L’Orgue français à Luxeuil-Les-Bains

L’Orgue français à Luxeuil-Les-Bains

L'école française à la basilique St-Pierre et St-Paul - ateliers Jean DELOYE, Philippe HARTMANN, Michel FORMENTELLI

Une origine flamande, un caractère français, un épisode malheureux et une reconstruction due à Jean Deloye et Philippe Hartmann – l’orgue historique de la Basilique Saint-Pierre Saint-Paul de Luxeuil-les-Bains vient d’être inauguré, après le tout récent relevage effectué par Michel Formentelli et Jean Deloye.

C’est en 1617, sous l’abbatiat d’Antoine de la Baume, que fut construite la première strate de l’orgue actuel. Si l’on ignore le nom du facteur d’orgue, une inscription à l’intérieur du couronnement du Positif nous renseigne sur celui qui réalisa le buffet : « Ioan Dognadec / 1617 ».

Le buffet réalisé à cette époque correspond à la partie centrale du grand corps actuel, à trois tourelles, et il était muni de volets ouvrant sur les tuyaux de façade.

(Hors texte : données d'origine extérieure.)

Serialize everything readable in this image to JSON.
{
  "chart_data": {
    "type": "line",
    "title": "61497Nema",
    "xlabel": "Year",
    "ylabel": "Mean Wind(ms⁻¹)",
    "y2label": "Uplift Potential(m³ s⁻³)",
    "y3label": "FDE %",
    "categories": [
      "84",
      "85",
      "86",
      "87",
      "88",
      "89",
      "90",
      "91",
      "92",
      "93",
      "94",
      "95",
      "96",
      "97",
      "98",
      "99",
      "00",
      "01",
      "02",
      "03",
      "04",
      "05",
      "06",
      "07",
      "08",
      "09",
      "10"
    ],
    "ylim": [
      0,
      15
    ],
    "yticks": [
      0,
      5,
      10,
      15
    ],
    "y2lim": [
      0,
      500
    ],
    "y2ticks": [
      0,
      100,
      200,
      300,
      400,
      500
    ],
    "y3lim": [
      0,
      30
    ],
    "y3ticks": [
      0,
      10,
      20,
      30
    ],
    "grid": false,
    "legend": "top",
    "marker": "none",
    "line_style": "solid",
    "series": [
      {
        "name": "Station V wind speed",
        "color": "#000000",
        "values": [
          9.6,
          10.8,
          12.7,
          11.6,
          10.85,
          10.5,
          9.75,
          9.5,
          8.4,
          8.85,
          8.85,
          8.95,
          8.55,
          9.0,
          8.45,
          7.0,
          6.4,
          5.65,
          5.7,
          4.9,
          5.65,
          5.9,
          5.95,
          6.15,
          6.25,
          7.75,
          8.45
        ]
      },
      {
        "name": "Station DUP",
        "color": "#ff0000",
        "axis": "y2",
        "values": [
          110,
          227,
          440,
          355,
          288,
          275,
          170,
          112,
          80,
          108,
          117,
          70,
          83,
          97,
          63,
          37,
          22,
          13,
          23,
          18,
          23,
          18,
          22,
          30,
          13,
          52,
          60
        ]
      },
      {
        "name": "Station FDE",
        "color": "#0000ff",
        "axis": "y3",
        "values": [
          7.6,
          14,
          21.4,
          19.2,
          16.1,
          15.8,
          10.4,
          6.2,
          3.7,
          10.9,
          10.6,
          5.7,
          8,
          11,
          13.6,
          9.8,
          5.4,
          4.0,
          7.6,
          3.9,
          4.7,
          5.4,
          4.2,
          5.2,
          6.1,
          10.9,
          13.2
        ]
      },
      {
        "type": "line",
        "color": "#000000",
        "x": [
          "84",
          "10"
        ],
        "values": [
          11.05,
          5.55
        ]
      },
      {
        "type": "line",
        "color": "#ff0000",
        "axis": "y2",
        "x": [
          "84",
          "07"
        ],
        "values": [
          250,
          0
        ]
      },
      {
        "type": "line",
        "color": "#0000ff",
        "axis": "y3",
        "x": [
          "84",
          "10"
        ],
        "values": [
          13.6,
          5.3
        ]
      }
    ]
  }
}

Selon Claude Aubry, le buffet de Positif avait alors la même volumétrie à une échelle réduite, avec la plus grande tourelle au centre.

On ne sait rien de la partie instrumentale d’origine. Les tuyaux remontant encore à 1617 semblent être de facture flamande, ce qui peut être plausible compte tenu des relations étroites entre l’abbaye de Luxeuil et celle d’Afflighem, en Belgique. Par ailleurs, la Comté dépendait alors de la Maison d’Espagne, tout comme les Flandres à l’époque.

Lors de la reconstruction des bâtiments conventuels, la porte d’entrée principale située sous l’orgue a été murée tandis que les deux entrées latérales actuelles ont été percées en 1668. C’est pour masquer la porte condamnée que fut construit entre 1668 et 1695, sous l’abbatiat de Charles-Emmanuel de Bauffremont, le gigantesque piédouche, cul de lampe qui semble supporter la tribune.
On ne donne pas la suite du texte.